Pour rappel, un contrat cadre est un accord par lequel les parties conviennent des caractéristiques générales de leurs relations contractuelles futures7. Dès lors, un contrat, dont l’objectif premier est de déterminer un cadre général, ne peut être considéré comme un actif unique et de valeur en ce qu’il se borne à annoncer des conditions générales de vente. Celui-ci nécessite par ailleurs la mise en œuvre de contrats d’applica­tion afin d’en préciser les modalités d’exécution.

L’administration doit recourir à des comparaisons convaincantes, portant sur des situations suffisamment proches

Pour assoir sa position, l’administration a évalué l’activité de la vente sur le marché comptant en s’appuyant sur la clause de partage de profit à 50 % ; que l’on trouve généralement dans les contrats de vente à long terme et qui est utilisée par les par­ties pour répartir le profit additionnel généré par une opération de diversion du cargo, qu’elle a regardée comme constitutive d’un comparable interne. Cette clause offre la possibilité aux parties, les sociétés ou leurs clients, engagés contractuellement dans une relation de long terme, de modifier le lieu de livraison de la cargaison de GNL, soit parce qu’elles ont trouvé de meil­leures opportunités, soit parce que l’opération de vente à long terme ne peut être menée à bien par faute du vendeur ou de l’acquéreur. Les bénéfices sont alors partagés entre le vendeur et l’acquéreur à hauteur de 50 %. L’administration a considéré que cette pratique aurait dû être généralisée à l’ensemble des opérations réalisées au titre du dispositif « single voice ».

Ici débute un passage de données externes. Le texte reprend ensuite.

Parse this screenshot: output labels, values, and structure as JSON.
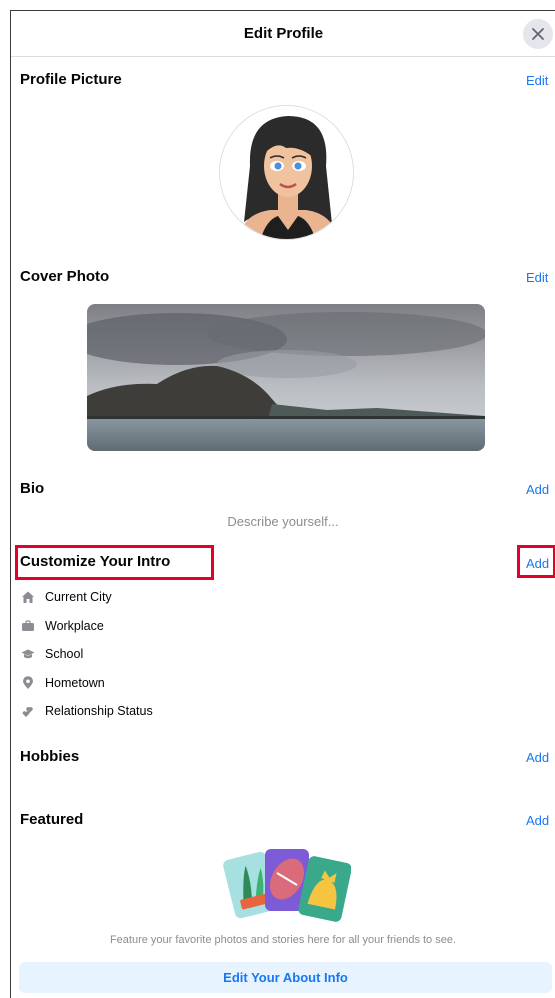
{
  "header": {
    "title": "Edit Profile",
    "close_icon": "close-icon"
  },
  "sections": {
    "profile_picture": {
      "title": "Profile Picture",
      "action": "Edit"
    },
    "cover_photo": {
      "title": "Cover Photo",
      "action": "Edit"
    },
    "bio": {
      "title": "Bio",
      "action": "Add",
      "placeholder": "Describe yourself..."
    },
    "intro": {
      "title": "Customize Your Intro",
      "action": "Add",
      "items": [
        {
          "label": "Current City",
          "icon": "home-icon"
        },
        {
          "label": "Workplace",
          "icon": "briefcase-icon"
        },
        {
          "label": "School",
          "icon": "graduation-cap-icon"
        },
        {
          "label": "Hometown",
          "icon": "location-pin-icon"
        },
        {
          "label": "Relationship Status",
          "icon": "hearts-icon"
        }
      ]
    },
    "hobbies": {
      "title": "Hobbies",
      "action": "Add"
    },
    "featured": {
      "title": "Featured",
      "action": "Add",
      "caption": "Feature your favorite photos and stories here for all your friends to see."
    }
  },
  "footer": {
    "button_label": "Edit Your About Info"
  },
  "colors": {
    "accent": "#1877f2",
    "highlight": "#e4002b",
    "muted_text": "#8a8d91",
    "button_bg": "#e7f3ff"
  }
}
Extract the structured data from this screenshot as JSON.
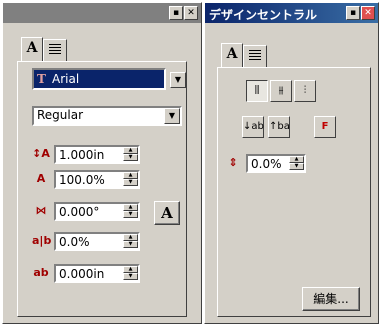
{
  "left": {
    "title_buttons": [
      "▪",
      "✕"
    ],
    "tabs": [
      {
        "label": "A"
      },
      {
        "label": ""
      }
    ],
    "font": {
      "name": "Arial",
      "icon_glyph": "T"
    },
    "style": {
      "value": "Regular"
    },
    "fields": [
      {
        "icon": "font-size-icon",
        "glyph": "↕A",
        "value": "1.000in"
      },
      {
        "icon": "scale-icon",
        "glyph": "A",
        "value": "100.0%"
      },
      {
        "icon": "rotation-icon",
        "glyph": "⋈",
        "value": "0.000°"
      },
      {
        "icon": "spacing-icon",
        "glyph": "a|b",
        "value": "0.0%"
      },
      {
        "icon": "baseline-icon",
        "glyph": "ab",
        "value": "0.000in"
      }
    ],
    "a_button": "A"
  },
  "right": {
    "title": "デザインセントラル",
    "tabs": [
      {
        "label": "A"
      },
      {
        "label": ""
      }
    ],
    "spin_value": "0.0%",
    "edit_button": "編集..."
  }
}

Selon la CAA, ce modèle ne saurait être regardé comme constitutif d’un comparable interne car les sociétés du groupe ont recours à ce contrat de manière exceptionnelle, exclusi­vement à l’occasion d’opérations de diversion. Ainsi, la cour retient qu’une opération ponctuelle, n’entrant pas dans le cadre du fonctionnement normal du contrat initial, ne peut être comparée à une opération menée sur le marché spot.

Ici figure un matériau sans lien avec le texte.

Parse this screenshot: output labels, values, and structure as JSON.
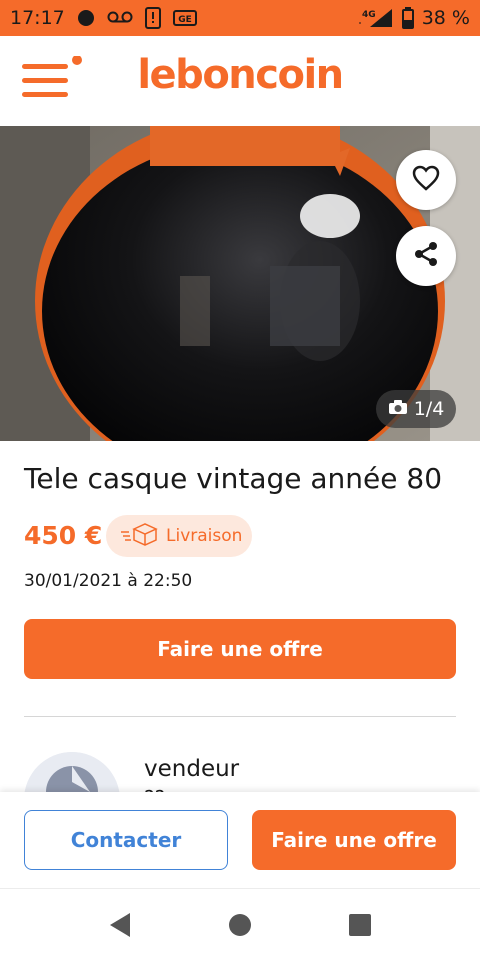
{
  "status_bar": {
    "time": "17:17",
    "battery": "38 %",
    "network": "4G"
  },
  "header": {
    "logo": "leboncoin",
    "menu_icon": "hamburger-menu-icon",
    "accent_color": "#f56b2a"
  },
  "gallery": {
    "counter": "1/4",
    "favorite_icon": "heart-icon",
    "share_icon": "share-icon",
    "camera_icon": "camera-icon"
  },
  "listing": {
    "title": "Tele casque vintage année 80",
    "price": "450 €",
    "delivery_label": "Livraison",
    "date": "30/01/2021 à 22:50",
    "offer_button": "Faire une offre"
  },
  "seller": {
    "name": "vendeur",
    "sub": "??"
  },
  "bottom_bar": {
    "contact_label": "Contacter",
    "offer_label": "Faire une offre"
  },
  "nav": {
    "back_icon": "back-triangle-icon",
    "home_icon": "home-circle-icon",
    "recents_icon": "recents-square-icon"
  }
}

La doctrine administrative8 rappelle que la méthode du partage des bénéfices est particulièrement adaptée lorsque les projets ou les activités au sein du groupe sont à ce point communs et imbriqués qu’il n’est pas possible de déterminer etjou de justifier une valorisation pour chaque opération; ou bien lorsque les entreprises liées mettent en œuvre des actifs incorporels significatifs. À la lecture de l’arrêt de la CAA, il apparaît que l’ensemble des conditions justifiant l’applica­tion de cette méthode ne sont pas réunies. Comme l’indique le rapporteur public dans ses conclusions, le modèle retenu par l’administration pour justifier l’application de la méthode du partage des bénéfices « ne repose sur aucun élément concret autre que cette interprétation du contrat, explicitement donnée par l’administration dans ses propositions de rectification[. .. ] si vous rejetez le comparable comme nous vous y invitons, il ne reste plus aucun élément pertinent pour justifier la substitution ni, à plus forte raison, pour justifier la méthode retenue par l’administration ».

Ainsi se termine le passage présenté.